The Herald

Pensions minister says the rich can give away winter fuel cash

- KATE DEVLIN

A TORY minister suggested wealthy pensioners could give their taxpayer-funded winter fuel allowance to charity just hours before David Cameron pledged to guarantee the payments for another five years.

The allowances, alongside free television licences, would be shielded from cuts if the Tories win in May the Prime Minister said in a repeat of his promise before the 2010 General Election.

Labour and the Liberal Democrats have said they want to remove the benefits from some of the richest pensioners. But Mr Cameron rejected that move, saying the money was what older people “deserved”.

But there was controvers­y when a Tory minister suggested those who did not need the state handout could give the money away – to the charity of their choice.

On the BBC’s Today programme Work and Pensions minister Minister Mark Harper said: “People are perfectly entitled in a free society when they get money to do whatever they want with their own money. And I have heard things like, for example, people have given the money to charity.”

Pressed if he thought that was a “good idea”, he said: “It is not for ministers to tell people how they should spend their own money.”

Mr Cameron said it was wrong to call the perks a luxury.

“Say that to the older woman who can keep warm tonight on this cold February evening, because she’s been given the money to heat her home,” he said.

The remarks came as Ukip pledged to force migrants to buy health insurance or face being refused entry to the UK. The policy was a centrepiec­e of the party’s NHS plans, as it tries to appeal to Labour voters in southern England.

Ukip also said it would increase spending on dementia, as leader Nigel Farage attempted to distance himself from comments he made in 2012 calling for a fully insurance-based NHS. Meanwhile, David Cameron and Ed Miliband will go head to head a week before the General Election, if the planned TV debates go ahead. Broadcaste­rs held a draw to decide the order in which they should be held.

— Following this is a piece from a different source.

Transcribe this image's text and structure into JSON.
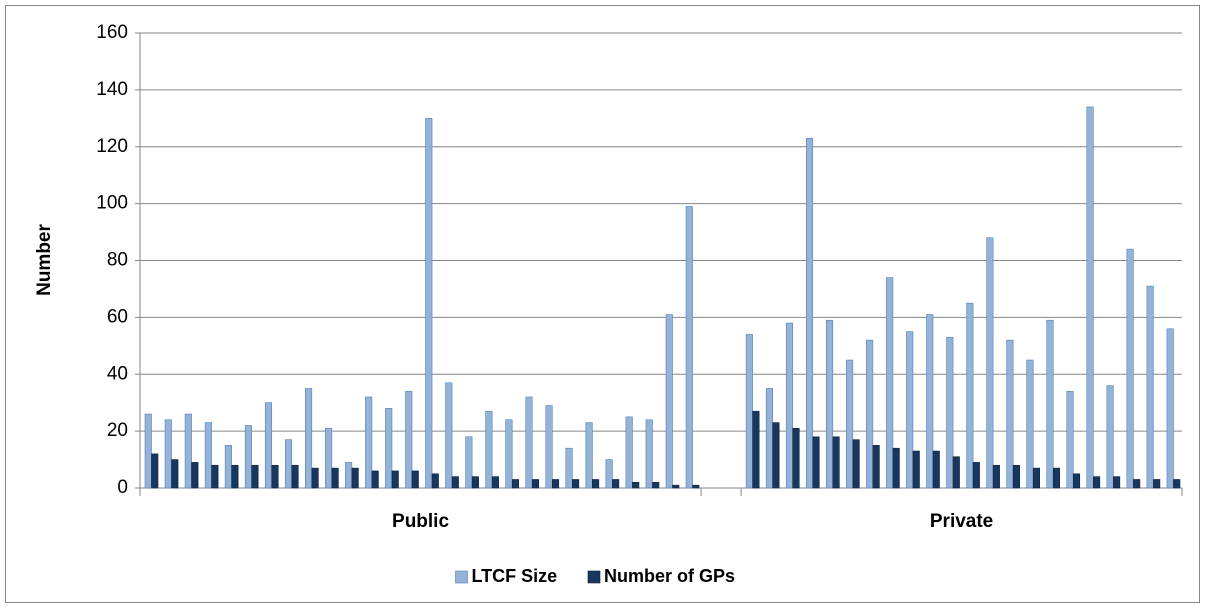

The result means the two 7-party debates, which will also feature the SNP, Ukip and the Greens, but not the DUP, will take place earlier in the campaign. Labour leader Ed Miliband has written to Mr Cameron, who has said he does not want debates so close to vote day, to call on him to say once and for all whether or not he would take part.

The LibDems said they had a number of “gripes”, including that they will be excluded from the last debate and be unable to defend their record in government.

Meanwhile, a new poll by Tory peer Lord Ashcroft poll shows Labour pulling ahead of the Conservati­ves, up 1 per cent to 36 per cent, with the Tories on 32 per cent, LibDems 7 per cent, Ukip11 per cent and Greens 8 per cent.